Credit Suisse may liable for a $2 billion payment to bondholders, in a fraud case more than a decade old.
Credit Suisse Group AG (NYSE:CS) might owe as much as $2 billion relating to a fraud case against the defunct National Century Financial Enterprises. That firm collapsed in 2002 after investors discovered they had hidden huge cash flow shortfalls. The collapse caused investors more than $2.6 billion, and caused the collapse of more than 250 health care companies.
If the company were to be found liable for the sums, it would deliver a serious blow to the firm’s business. The company is already cutting staff members worldwide, and selling parts of itself off, there have even been rumors that the bank might split itself up, in order to rationalize its business model and return value to investors.
Now a Federal judge says that Credit Suisse Group AG (NYSE:CS), who acted as a placeholder for many of the notes issued by National Century, may be responsible for the losses of investors in the company. The claims against the bank amount to $1.5 billion, but if the money were awarded to the plaintiffs, CS might have to pay interest on the sum, bringing the total closer to $2 billion.
The collapse of National Century Finance was one of the most financially significant frauds in American history, but was just one of many similar cases to hit financial institutions in the early years of the twenty first century. The company’s former CEO, Lance Poulsen, is currently serving a thirty year jail term for his involvement in the fraud.
Credit Suisse Group AG (NYSE:CS) is, aside from Poulsen, the only remaining defendant in the case. The company was hoping the court would rule that they did not have any liability in the case. It was ruled, however, that if a jury saw the firm as responsible for the losses of bondholders, it would be liable for the return of the money to investors.

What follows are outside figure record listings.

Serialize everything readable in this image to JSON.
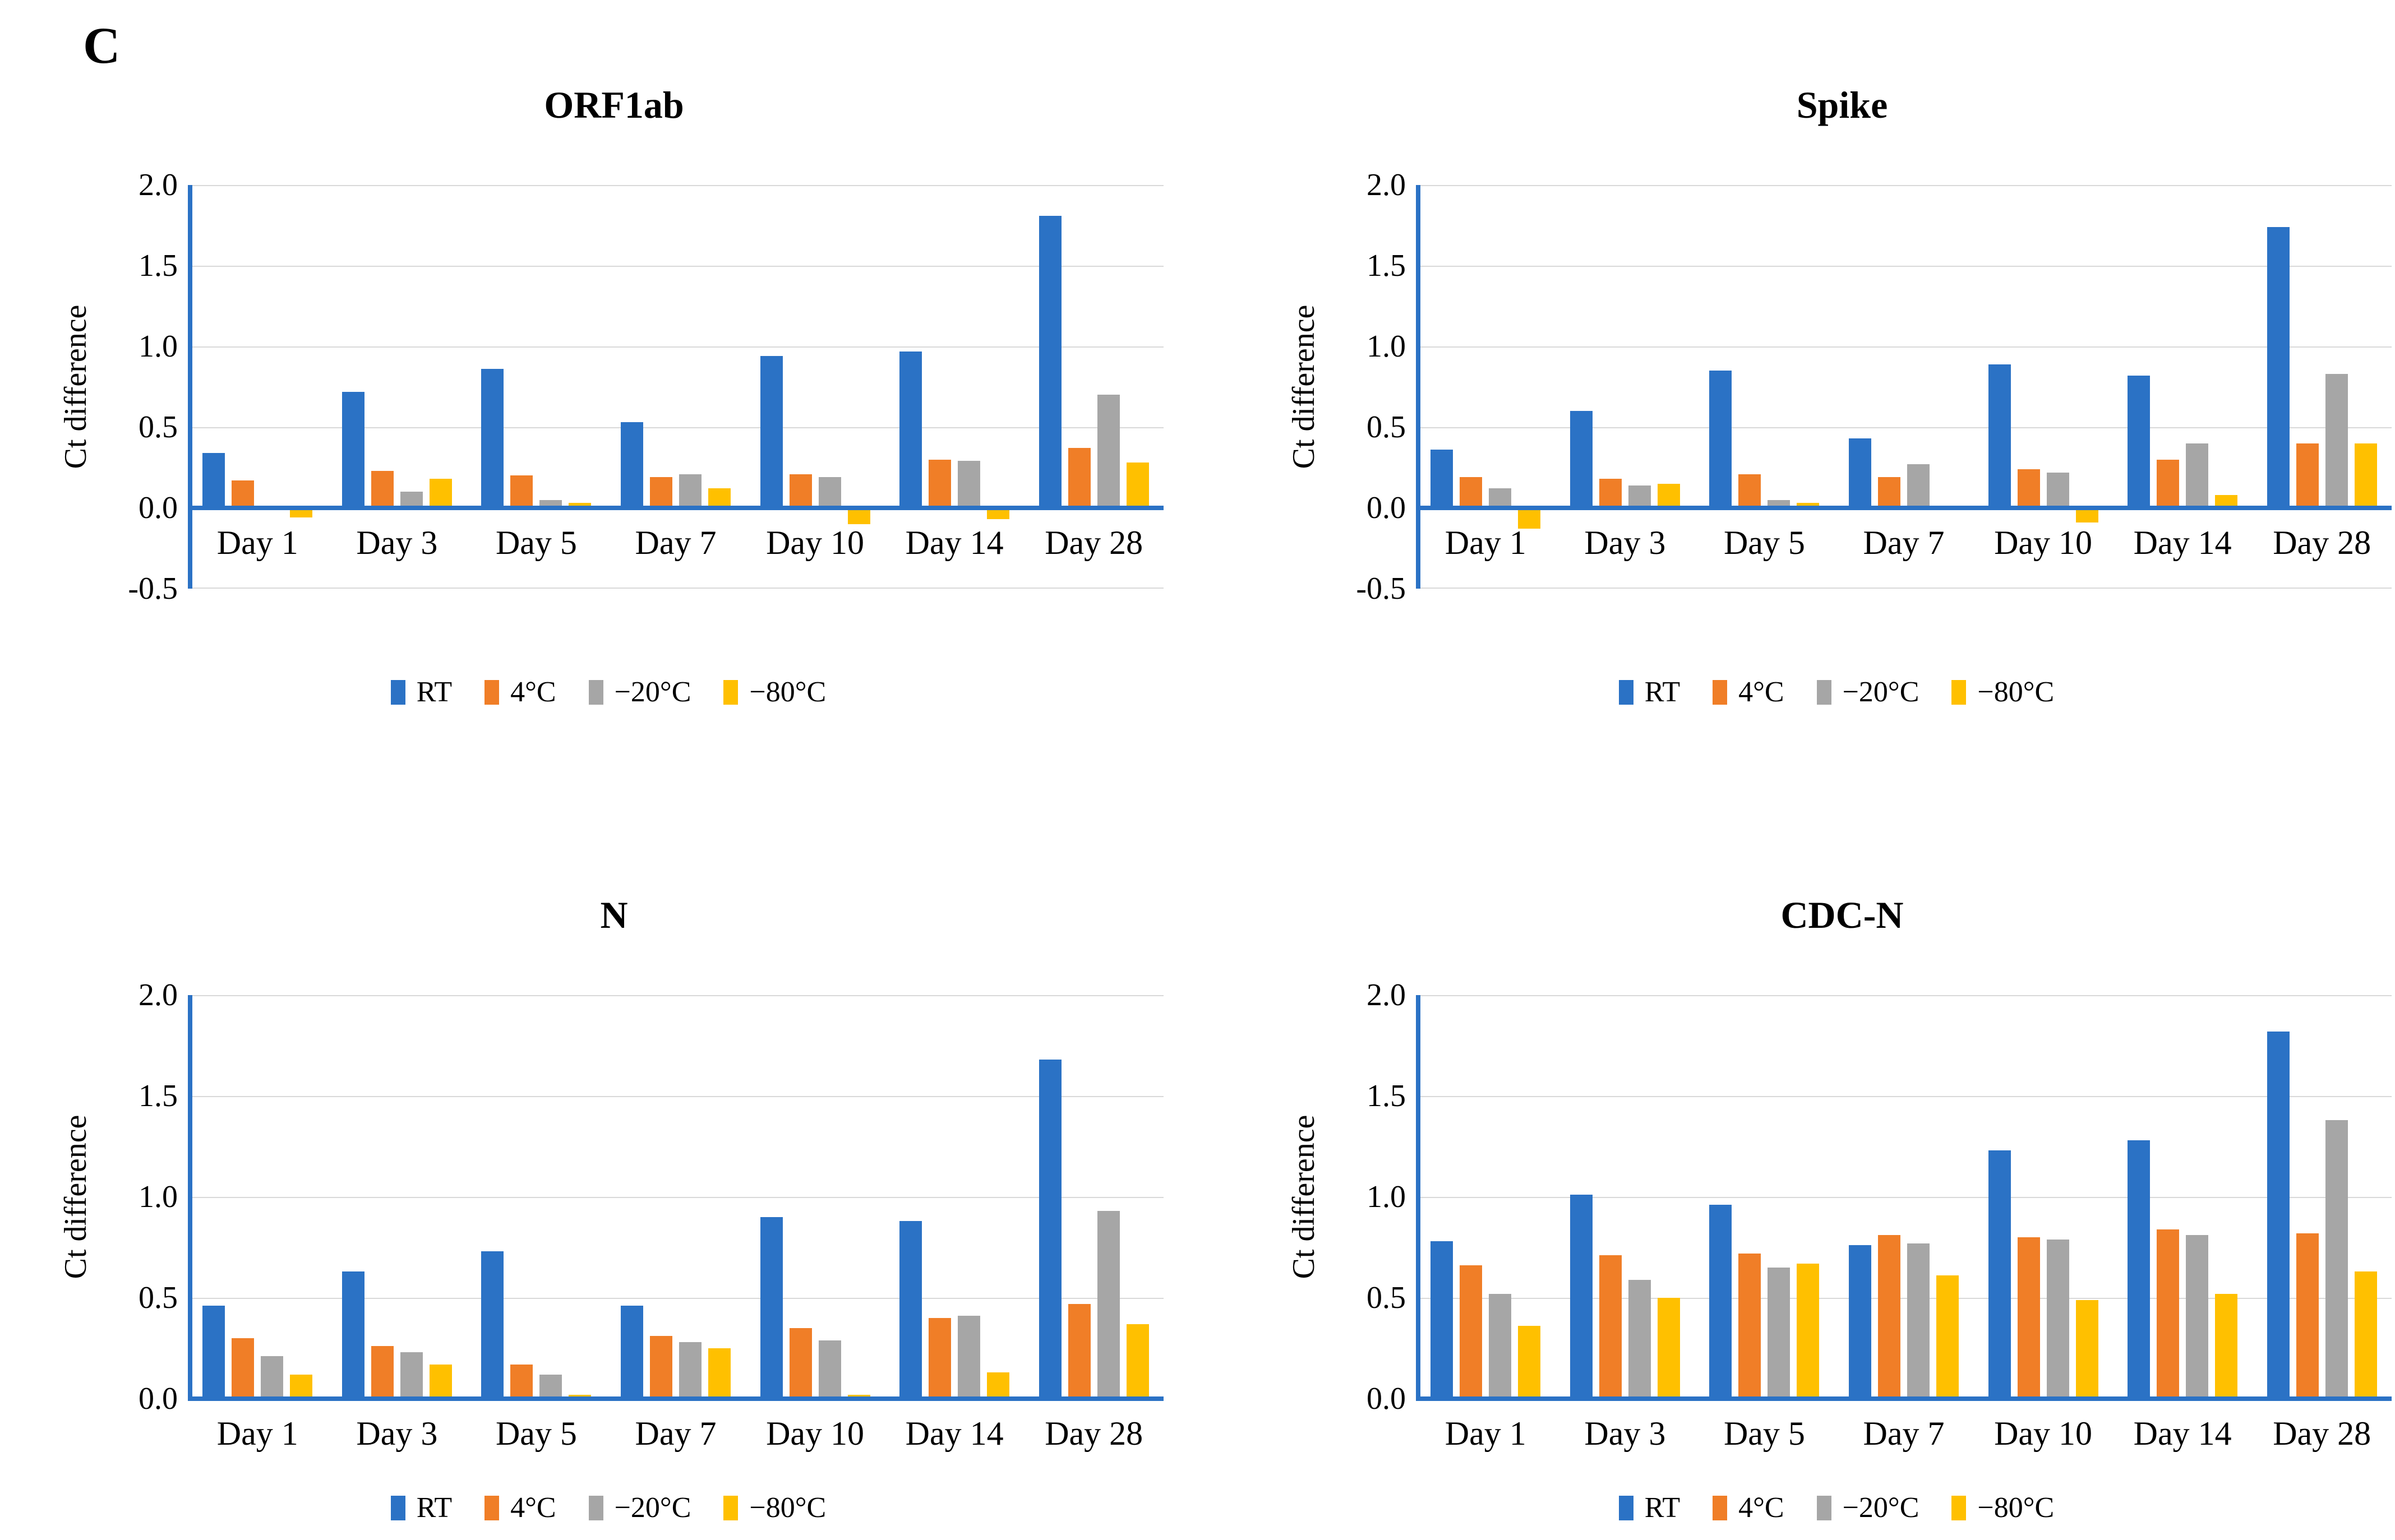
{
  "panel_label": "C",
  "colors": {
    "RT": "#2b72c5",
    "c4": "#f07e27",
    "m20": "#a6a6a6",
    "m80": "#ffc000",
    "axis": "#2b72c5",
    "gridline": "#d9d9d9"
  },
  "chart_data": [
    {
      "type": "bar",
      "title": "ORF1ab",
      "ylabel": "Ct difference",
      "ylim": [
        -0.5,
        2.0
      ],
      "ytick_step": 0.5,
      "grid": true,
      "legend_position": "bottom",
      "categories": [
        "Day 1",
        "Day 3",
        "Day 5",
        "Day 7",
        "Day 10",
        "Day 14",
        "Day 28"
      ],
      "series": [
        {
          "name": "RT",
          "color_key": "RT",
          "values": [
            0.34,
            0.72,
            0.86,
            0.53,
            0.94,
            0.97,
            1.81
          ]
        },
        {
          "name": "4°C",
          "color_key": "c4",
          "values": [
            0.17,
            0.23,
            0.2,
            0.19,
            0.21,
            0.3,
            0.37
          ]
        },
        {
          "name": "−20°C",
          "color_key": "m20",
          "values": [
            0.0,
            0.1,
            0.05,
            0.21,
            0.19,
            0.29,
            0.7
          ]
        },
        {
          "name": "−80°C",
          "color_key": "m80",
          "values": [
            -0.06,
            0.18,
            0.03,
            0.12,
            -0.1,
            -0.07,
            0.28
          ]
        }
      ]
    },
    {
      "type": "bar",
      "title": "Spike",
      "ylabel": "Ct difference",
      "ylim": [
        -0.5,
        2.0
      ],
      "ytick_step": 0.5,
      "grid": true,
      "legend_position": "bottom",
      "categories": [
        "Day 1",
        "Day 3",
        "Day 5",
        "Day 7",
        "Day 10",
        "Day 14",
        "Day 28"
      ],
      "series": [
        {
          "name": "RT",
          "color_key": "RT",
          "values": [
            0.36,
            0.6,
            0.85,
            0.43,
            0.89,
            0.82,
            1.74
          ]
        },
        {
          "name": "4°C",
          "color_key": "c4",
          "values": [
            0.19,
            0.18,
            0.21,
            0.19,
            0.24,
            0.3,
            0.4
          ]
        },
        {
          "name": "−20°C",
          "color_key": "m20",
          "values": [
            0.12,
            0.14,
            0.05,
            0.27,
            0.22,
            0.4,
            0.83
          ]
        },
        {
          "name": "−80°C",
          "color_key": "m80",
          "values": [
            -0.13,
            0.15,
            0.03,
            0.0,
            -0.09,
            0.08,
            0.4
          ]
        }
      ]
    },
    {
      "type": "bar",
      "title": "N",
      "ylabel": "Ct difference",
      "ylim": [
        0.0,
        2.0
      ],
      "ytick_step": 0.5,
      "grid": true,
      "legend_position": "bottom",
      "categories": [
        "Day 1",
        "Day 3",
        "Day 5",
        "Day 7",
        "Day 10",
        "Day 14",
        "Day 28"
      ],
      "series": [
        {
          "name": "RT",
          "color_key": "RT",
          "values": [
            0.46,
            0.63,
            0.73,
            0.46,
            0.9,
            0.88,
            1.68
          ]
        },
        {
          "name": "4°C",
          "color_key": "c4",
          "values": [
            0.3,
            0.26,
            0.17,
            0.31,
            0.35,
            0.4,
            0.47
          ]
        },
        {
          "name": "−20°C",
          "color_key": "m20",
          "values": [
            0.21,
            0.23,
            0.12,
            0.28,
            0.29,
            0.41,
            0.93
          ]
        },
        {
          "name": "−80°C",
          "color_key": "m80",
          "values": [
            0.12,
            0.17,
            0.02,
            0.25,
            0.02,
            0.13,
            0.37
          ]
        }
      ]
    },
    {
      "type": "bar",
      "title": "CDC-N",
      "ylabel": "Ct difference",
      "ylim": [
        0.0,
        2.0
      ],
      "ytick_step": 0.5,
      "grid": true,
      "legend_position": "bottom",
      "categories": [
        "Day 1",
        "Day 3",
        "Day 5",
        "Day 7",
        "Day 10",
        "Day 14",
        "Day 28"
      ],
      "series": [
        {
          "name": "RT",
          "color_key": "RT",
          "values": [
            0.78,
            1.01,
            0.96,
            0.76,
            1.23,
            1.28,
            1.82
          ]
        },
        {
          "name": "4°C",
          "color_key": "c4",
          "values": [
            0.66,
            0.71,
            0.72,
            0.81,
            0.8,
            0.84,
            0.82
          ]
        },
        {
          "name": "−20°C",
          "color_key": "m20",
          "values": [
            0.52,
            0.59,
            0.65,
            0.77,
            0.79,
            0.81,
            1.38
          ]
        },
        {
          "name": "−80°C",
          "color_key": "m80",
          "values": [
            0.36,
            0.5,
            0.67,
            0.61,
            0.49,
            0.52,
            0.63
          ]
        }
      ]
    }
  ]
}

When the bondholders, which include other huge financial institutions like Lloyds Banking Group PLC (NYSE:LYG) (LON:LLOY) and Allianz SE (FRA:ALV) (ETR:ALV), bring the case against Credit Suisse, it will be up to a jury to decide whether or not the bank is in fact liable for the losses of bondholders.
The National Century Financial Enterprises collapse, and subsequent case load, highlights the difficulties inherent in fighting financial fraud and recouping losses from such fraud. It’s no wonder that regulators sometimes simply give up, like in the HSBC money laundering case late last year, though that might offer little solace to most.
National Century financial Enterprises specialized in providing finance to the healthcare industry, and its collapse brought the collapse of many in that business. The fraud perpetrated by the com pay’s executives is still resisting the untangling efforts of the courts, and it may be a long time yet before the whole mess has been sorted out.
The situation is a reminder of the amount of time it will take to sort out the financial losses, and cases of malfeasance, from the 2008 financial crisis. Many of those cases are still ongoing, and will continue for years to come. they are sure to be joined by related legal action, in court battles likely to outlast this decade.
Credit Suisse Group AG (NYSE:CS) shares were down by a fraction in the market today on news of the ruling. The likelihood, and magnitude, of a ruling against the company in this case is as of yet unknown; the ruling in today’s reports have done little to sway the image of the company in the minds of investors.